As far as I can tell the good stretches are growing and not shrinking.
Just Loaf’n had good food coupled with some of the worst service ever rendered on the planet. And to top it off, it only had maybe 4 parking paces, of which 2 would always be full (presumably by employees). Sign said to park in the lot across Boulevard- a trash strewn, broken-glass filled uneven bare dirt lot, acros four busy lanes.
I’m surprised they lasted a month. But they managed that because so many restaurants on the Southside are just so sub-standard, people were willing to put up with the idiocy.
Never went there (never had any desire, for that matter …) but this place — and any other that goes there — is actually doomed because of the built up landscape that surrounds it. This part of Boulevard is a staging area for I-20 and little else. Cars going by this woebegone commercial site are whizzing by with the sole intent to enter into the concrete canyon that has bisected our city since it was first built (at the behest of road-developers and their accomplices at the state DOT). So … if we want to get really philosophical, we can say that the long-gone Tom Moreland (or someone like him) killed Just Loaf’n. Now, I’m gonna tie this into another thread, and to something equally “hot” these days. John Oxendine’s cynical trial balloon — his proferred notion that an urban-grid decimating “parallel connector” is the best way to solve the “metro transportation problem” — would also wreak havoc on future city retail. Not to get all Jane Jacobs here, but retail thrives in the right context. This section of Boulevard just doesn’t have it. Thank you Tom Moreland!

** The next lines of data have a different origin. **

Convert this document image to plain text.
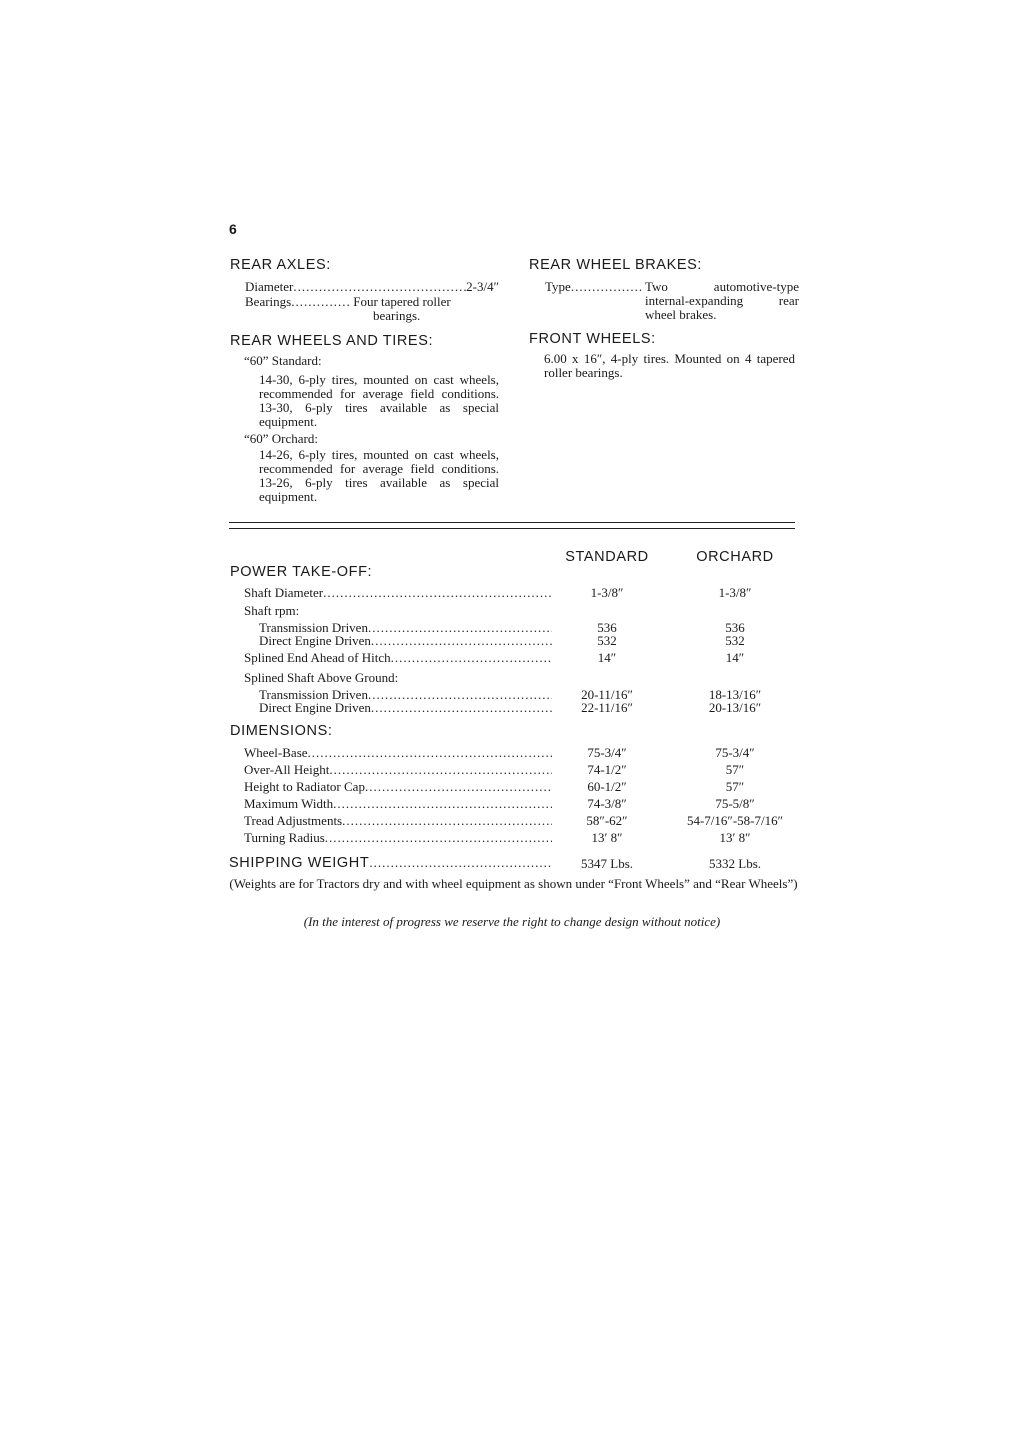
6
REAR AXLES:
Diameter .....	2-3/4″
Bearings .....	Four tapered roller
bearings.
REAR WHEELS AND TIRES:
“60” Standard:
14-30, 6-ply tires, mounted on cast wheels, recommended for average field conditions. 13-30, 6-ply tires available as special equipment.
“60” Orchard:
14-26, 6-ply tires, mounted on cast wheels, recommended for average field conditions. 13-26, 6-ply tires available as special equipment.
REAR WHEEL BRAKES:
Type .....	Two automotive-type internal-expanding rear wheel brakes.
FRONT WHEELS:
6.00 x 16″, 4-ply tires. Mounted on 4 tapered roller bearings.
STANDARD	ORCHARD
POWER TAKE-OFF:
Shaft Diameter .....	1-3/8″	1-3/8″
Shaft rpm:
Transmission Driven .....	536	536
Direct Engine Driven .....	532	532
Splined End Ahead of Hitch .....	14″	14″
Splined Shaft Above Ground:
Transmission Driven .....	20-11/16″	18-13/16″
Direct Engine Driven .....	22-11/16″	20-13/16″
DIMENSIONS:
Wheel-Base .....	75-3/4″	75-3/4″
Over-All Height .....	74-1/2″	57″
Height to Radiator Cap .....	60-1/2″	57″
Maximum Width .....	74-3/8″	75-5/8″
Tread Adjustments .....	58″-62″	54-7/16″-58-7/16″
Turning Radius .....	13′ 8″	13′ 8″
SHIPPING WEIGHT .....	5347 Lbs.	5332 Lbs.
(Weights are for Tractors dry and with wheel equipment as shown under “Front Wheels” and “Rear Wheels”)
(In the interest of progress we reserve the right to change design without notice)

First off, Lauren thanks for your two comments! I will take a look at the NY Times piece and the Wired one, too. I also appreciate the updates on those two key corners. I had seen the sign for Java Jazz but not Croakers. It’s great that you can already say that’s a good addition! If it’s good in Richmond, it should be good here, too.
Jonathan, you are right that these two streets are getting better. In fact, I guess I comment on them because I see potential.
Jack, the stretch of Boulevard I’m talking about IS forlorn, and I often think I-20 really screwed the neighborhood. Some of the nicest houses face the sound barrier by the highway! So I definitely see what you’re saying. Much of Boulevard is such a jumble of development; Just Loafn is a little house, now in the shadow of a condo building, and down the block from a sketchy gas station.
But I think we forfeit so many roads. Take DeKalb Avenue. People I respect have argued that it’s a pass-through street and it’s simply not meant for pedestrians and pedestrian-friendly development, because of the freight train line along the road and the traffic.
Yet there are a slew of apartments and condos along the road. So let me get this straight: it’s okay for me to live and sleep in a room that’s a stone’s throw from a freight train and speeding motorists, but I can’t sit at a cafe next to these things?
Thanks everyone for your thoughts.
“… but I can’t sit at a cafe next to these things?” You can, but your subconscious self and your intuition tells you not to. Jane Jacobs was right. If you build crap, they will not come (and eat your po’ boy).